HelpUkraine faced a similar situation with a young mother from Kiev who was pregnant with her second child and set to go to Spain with her sister. However, at the last minute, she decided that she would stay in Italy. These stories illustrate the uncertainty and lack of foundation that refugees must deal with when forced to leave their home. As Luca said, “These two stories are emblematic of the serious psychological distress and disruption that is spreading in this population so hard hit by the war.”

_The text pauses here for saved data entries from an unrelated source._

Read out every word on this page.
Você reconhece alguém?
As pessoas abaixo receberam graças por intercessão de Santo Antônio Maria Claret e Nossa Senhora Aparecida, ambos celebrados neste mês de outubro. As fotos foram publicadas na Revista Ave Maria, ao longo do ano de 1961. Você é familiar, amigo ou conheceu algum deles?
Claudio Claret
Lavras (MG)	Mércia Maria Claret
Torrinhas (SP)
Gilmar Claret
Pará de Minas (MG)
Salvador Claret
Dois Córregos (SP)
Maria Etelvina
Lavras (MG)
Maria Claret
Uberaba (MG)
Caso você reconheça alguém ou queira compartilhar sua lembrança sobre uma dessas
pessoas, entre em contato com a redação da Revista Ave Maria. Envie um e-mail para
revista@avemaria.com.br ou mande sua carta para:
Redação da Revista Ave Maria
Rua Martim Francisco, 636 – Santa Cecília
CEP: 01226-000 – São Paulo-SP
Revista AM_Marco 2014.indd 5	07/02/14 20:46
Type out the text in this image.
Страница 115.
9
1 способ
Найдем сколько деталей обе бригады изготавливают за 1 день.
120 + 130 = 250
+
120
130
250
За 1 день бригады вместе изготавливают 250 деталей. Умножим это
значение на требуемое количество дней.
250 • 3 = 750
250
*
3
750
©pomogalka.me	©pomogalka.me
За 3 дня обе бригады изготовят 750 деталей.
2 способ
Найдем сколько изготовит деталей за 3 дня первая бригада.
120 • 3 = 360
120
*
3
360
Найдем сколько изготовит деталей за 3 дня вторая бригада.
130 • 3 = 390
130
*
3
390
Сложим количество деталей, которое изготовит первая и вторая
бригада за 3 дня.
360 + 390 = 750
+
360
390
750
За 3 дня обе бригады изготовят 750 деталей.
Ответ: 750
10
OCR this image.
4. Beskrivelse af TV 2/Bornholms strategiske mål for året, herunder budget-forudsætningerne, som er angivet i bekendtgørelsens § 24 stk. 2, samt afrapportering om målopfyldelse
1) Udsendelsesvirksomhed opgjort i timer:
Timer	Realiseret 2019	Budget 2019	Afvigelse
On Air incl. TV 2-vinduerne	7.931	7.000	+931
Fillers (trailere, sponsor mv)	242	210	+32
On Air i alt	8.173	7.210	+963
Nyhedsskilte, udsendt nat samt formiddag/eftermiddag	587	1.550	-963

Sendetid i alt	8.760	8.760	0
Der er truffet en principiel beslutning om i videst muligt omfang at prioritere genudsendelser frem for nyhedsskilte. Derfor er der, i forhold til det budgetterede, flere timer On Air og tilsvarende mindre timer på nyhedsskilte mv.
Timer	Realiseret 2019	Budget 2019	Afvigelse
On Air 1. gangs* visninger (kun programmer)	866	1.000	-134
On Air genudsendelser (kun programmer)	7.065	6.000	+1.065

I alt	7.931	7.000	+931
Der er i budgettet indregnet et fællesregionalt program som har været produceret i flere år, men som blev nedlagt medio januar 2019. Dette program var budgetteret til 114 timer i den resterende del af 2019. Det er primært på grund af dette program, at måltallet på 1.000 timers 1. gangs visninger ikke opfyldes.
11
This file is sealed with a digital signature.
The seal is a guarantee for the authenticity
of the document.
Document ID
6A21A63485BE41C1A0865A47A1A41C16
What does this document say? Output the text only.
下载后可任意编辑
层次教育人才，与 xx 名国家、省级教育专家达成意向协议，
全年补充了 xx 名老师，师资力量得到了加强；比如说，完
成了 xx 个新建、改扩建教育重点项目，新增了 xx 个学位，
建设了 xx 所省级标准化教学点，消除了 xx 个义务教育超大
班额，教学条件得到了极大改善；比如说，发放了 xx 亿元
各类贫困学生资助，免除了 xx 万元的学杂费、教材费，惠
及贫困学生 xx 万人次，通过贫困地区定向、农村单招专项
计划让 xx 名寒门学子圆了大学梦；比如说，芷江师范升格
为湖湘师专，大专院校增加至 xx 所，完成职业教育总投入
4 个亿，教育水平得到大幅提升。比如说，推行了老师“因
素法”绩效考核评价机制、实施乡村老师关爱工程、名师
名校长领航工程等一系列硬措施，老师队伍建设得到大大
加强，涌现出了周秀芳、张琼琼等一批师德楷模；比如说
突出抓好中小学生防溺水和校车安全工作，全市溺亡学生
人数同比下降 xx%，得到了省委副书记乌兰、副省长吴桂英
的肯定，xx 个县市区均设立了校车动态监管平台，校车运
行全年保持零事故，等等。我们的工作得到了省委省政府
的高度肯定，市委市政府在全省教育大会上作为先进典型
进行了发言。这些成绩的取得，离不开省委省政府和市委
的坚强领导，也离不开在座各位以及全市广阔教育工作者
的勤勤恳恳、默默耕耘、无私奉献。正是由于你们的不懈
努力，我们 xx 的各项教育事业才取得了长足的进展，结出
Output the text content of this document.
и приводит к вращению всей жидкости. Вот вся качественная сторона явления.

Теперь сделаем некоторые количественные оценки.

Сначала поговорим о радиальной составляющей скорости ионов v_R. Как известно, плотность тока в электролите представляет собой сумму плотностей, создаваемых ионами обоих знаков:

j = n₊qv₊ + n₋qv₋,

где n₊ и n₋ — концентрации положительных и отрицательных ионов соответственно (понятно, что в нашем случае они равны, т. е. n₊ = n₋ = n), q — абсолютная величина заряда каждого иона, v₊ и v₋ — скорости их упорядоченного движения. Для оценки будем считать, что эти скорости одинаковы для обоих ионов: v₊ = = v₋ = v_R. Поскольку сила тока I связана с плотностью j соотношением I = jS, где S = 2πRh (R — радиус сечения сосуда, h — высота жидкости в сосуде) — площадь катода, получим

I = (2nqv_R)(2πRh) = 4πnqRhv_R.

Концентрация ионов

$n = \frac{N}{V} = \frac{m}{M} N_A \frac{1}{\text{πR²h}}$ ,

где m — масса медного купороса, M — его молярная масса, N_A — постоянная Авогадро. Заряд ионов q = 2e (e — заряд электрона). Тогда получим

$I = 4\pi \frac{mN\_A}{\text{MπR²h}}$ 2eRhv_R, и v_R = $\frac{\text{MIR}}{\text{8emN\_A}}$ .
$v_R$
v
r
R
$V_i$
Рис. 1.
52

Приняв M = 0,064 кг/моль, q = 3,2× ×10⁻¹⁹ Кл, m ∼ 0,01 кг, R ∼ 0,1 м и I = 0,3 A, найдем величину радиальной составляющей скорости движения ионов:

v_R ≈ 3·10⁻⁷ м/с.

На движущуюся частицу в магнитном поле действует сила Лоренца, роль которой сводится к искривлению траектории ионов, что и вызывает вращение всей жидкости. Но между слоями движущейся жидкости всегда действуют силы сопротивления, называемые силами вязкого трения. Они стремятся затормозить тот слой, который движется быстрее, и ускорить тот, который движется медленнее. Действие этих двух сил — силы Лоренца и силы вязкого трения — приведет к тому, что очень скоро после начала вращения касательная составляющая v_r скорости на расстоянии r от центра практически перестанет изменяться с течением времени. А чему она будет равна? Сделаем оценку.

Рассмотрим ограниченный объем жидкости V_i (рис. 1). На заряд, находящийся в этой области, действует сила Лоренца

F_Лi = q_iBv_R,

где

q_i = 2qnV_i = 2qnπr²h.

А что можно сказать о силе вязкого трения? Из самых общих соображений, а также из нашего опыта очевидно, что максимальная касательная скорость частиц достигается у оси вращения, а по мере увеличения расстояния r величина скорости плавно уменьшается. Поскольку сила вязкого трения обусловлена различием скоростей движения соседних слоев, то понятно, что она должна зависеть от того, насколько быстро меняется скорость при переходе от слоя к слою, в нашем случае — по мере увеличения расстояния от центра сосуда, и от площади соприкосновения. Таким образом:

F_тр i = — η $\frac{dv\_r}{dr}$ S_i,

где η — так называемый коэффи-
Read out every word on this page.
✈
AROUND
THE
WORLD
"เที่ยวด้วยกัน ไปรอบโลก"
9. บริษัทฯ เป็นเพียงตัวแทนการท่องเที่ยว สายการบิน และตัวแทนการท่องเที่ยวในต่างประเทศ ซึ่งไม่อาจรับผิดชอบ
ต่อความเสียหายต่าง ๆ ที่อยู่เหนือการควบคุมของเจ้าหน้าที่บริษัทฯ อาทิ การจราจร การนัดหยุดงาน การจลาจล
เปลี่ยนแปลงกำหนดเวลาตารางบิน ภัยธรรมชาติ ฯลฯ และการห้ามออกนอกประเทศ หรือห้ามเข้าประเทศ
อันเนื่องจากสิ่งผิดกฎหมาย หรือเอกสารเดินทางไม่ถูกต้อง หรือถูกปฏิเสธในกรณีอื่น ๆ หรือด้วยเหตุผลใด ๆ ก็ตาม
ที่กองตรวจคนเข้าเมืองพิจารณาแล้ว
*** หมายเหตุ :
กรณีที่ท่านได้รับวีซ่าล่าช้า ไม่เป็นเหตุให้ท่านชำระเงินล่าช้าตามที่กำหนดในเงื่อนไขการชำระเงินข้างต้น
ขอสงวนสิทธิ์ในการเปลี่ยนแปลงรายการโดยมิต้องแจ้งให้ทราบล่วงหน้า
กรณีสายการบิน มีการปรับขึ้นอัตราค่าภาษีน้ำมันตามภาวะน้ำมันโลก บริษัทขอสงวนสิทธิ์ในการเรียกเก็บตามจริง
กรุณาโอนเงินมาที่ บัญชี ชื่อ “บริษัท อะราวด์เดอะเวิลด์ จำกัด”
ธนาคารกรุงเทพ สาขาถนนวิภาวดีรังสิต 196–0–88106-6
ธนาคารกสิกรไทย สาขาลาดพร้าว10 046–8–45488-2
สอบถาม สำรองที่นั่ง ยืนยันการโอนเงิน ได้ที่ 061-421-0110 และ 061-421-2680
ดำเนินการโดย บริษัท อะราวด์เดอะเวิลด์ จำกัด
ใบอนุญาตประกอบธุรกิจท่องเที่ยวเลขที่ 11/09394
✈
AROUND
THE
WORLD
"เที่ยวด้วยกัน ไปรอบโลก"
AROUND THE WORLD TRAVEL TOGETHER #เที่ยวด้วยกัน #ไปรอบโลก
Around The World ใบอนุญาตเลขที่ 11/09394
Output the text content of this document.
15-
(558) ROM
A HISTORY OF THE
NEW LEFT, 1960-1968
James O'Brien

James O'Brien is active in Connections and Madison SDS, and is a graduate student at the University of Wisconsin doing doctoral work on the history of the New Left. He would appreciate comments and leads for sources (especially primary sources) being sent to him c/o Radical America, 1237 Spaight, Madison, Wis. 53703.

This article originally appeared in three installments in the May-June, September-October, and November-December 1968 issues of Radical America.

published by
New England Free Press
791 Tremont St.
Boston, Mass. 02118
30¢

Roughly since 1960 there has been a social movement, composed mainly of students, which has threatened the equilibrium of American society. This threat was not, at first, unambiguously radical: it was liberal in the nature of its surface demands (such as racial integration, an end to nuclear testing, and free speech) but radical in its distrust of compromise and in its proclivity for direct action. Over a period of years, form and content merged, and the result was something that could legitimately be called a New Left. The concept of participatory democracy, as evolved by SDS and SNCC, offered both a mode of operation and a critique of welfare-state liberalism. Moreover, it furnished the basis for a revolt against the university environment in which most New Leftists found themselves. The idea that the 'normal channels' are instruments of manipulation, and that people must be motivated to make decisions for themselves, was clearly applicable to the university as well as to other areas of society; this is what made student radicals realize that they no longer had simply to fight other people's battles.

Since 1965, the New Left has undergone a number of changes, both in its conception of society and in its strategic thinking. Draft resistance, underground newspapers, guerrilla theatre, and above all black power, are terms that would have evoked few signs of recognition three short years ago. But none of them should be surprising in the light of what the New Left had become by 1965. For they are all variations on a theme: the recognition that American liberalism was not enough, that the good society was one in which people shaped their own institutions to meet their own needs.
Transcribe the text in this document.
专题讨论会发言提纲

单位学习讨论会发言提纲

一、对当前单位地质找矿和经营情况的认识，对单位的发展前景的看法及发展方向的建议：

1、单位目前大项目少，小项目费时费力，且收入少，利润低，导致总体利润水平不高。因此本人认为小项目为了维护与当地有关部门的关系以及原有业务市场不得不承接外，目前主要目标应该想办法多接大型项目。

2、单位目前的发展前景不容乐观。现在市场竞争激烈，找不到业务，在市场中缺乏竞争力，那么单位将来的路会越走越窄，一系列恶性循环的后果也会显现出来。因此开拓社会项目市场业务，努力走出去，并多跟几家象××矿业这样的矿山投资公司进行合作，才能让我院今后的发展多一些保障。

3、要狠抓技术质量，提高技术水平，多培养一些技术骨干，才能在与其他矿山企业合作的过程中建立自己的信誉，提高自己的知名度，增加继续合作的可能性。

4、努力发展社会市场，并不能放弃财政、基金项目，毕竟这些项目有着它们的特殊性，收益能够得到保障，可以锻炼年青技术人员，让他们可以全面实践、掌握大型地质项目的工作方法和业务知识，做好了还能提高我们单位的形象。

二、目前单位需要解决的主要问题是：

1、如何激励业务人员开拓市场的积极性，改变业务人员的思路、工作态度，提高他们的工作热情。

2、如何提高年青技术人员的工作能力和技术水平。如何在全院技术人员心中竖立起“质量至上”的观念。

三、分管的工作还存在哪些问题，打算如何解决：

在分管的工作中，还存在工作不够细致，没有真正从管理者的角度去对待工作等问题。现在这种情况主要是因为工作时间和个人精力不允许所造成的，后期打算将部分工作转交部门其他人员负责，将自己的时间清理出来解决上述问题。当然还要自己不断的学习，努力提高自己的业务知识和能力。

It is not only the refugees that face obstacles, organizations with the best of intentions often face issues. Luca has come into contact with those who want to grab management and control of the refugee passage for their own gain, even within NGOs. In addition, HelpUkraine has encountered considerable organizational slowness in Italy as they are currently waiting for institutions to evaluate their literacy project for children and adults who cannot access schools.
However, hope continues to light the way and they find many moments to celebrate. One particularly special achievement in the area of communication occurred recently when they successfully built bridges of understanding with children.
“It seems like a small victory, but it is very big…” said Luca. “The language barriers in this case would have prevented understanding.” Luca and his team are working hard to build similar bridges for those who live with Italian families that do not speak Ukrainian / Russian or even English.
Along with mothers and children in Rovigo (Veneto), HelpUkraine planted a new tree, a birch named “Andrea”, in honor of 20 Ukrainian families at the Rovigo UISP headquarters that hosts play activities for children and Italian courses for mothers. Ukrainian families, children and adolescents attended a sporting event with the Rovigo basketball community on April 25th, 2022 to celebrate Liberation Day in Italy. With the support of Councilor Erika Alberghini of the Municipality of Rovigo and the UISP President Angelo Maffione, HelpUkraine is able to provide many wonderful activities for families as they help them to settle into life in Italy.
In looking to further their efforts, HelpUkraine has developed a new fundraiser. Proceeds from the sale of 100% sustainable sweaters, which the LucaMartini fashion company has made available, will be used to continue their work and support Italian courses to help children and mothers integrate into Italian society until they can return to their homeland, if that becomes a possibility.
“There are two, new events in the HelpUkraine program,” said Luca. “The first event will involve the community of Rovigo in a solidarity contest, through a lunch based on Ukrainian culinary products – pilmeny and Olivier sauce – to celebrate on a Sunday in May and raise funds for this small community that has very important needs. The second event will be organizing a trip to Riccione, a well-known Italian seaside resort, with Ukrainian families and the many volunteers who will make children and mothers experience a healthy day in such a beautiful location on the Italian Adriatic coast.”
HelpUkraine has directly helped a dozen families while their translation and communications services have helped regional institutions with 13,000 current refugees. The heart and sensitivity of this team is what guides them to create programs and help those who are now in Italy and, without a doubt, they will be there for all who have yet to arrive.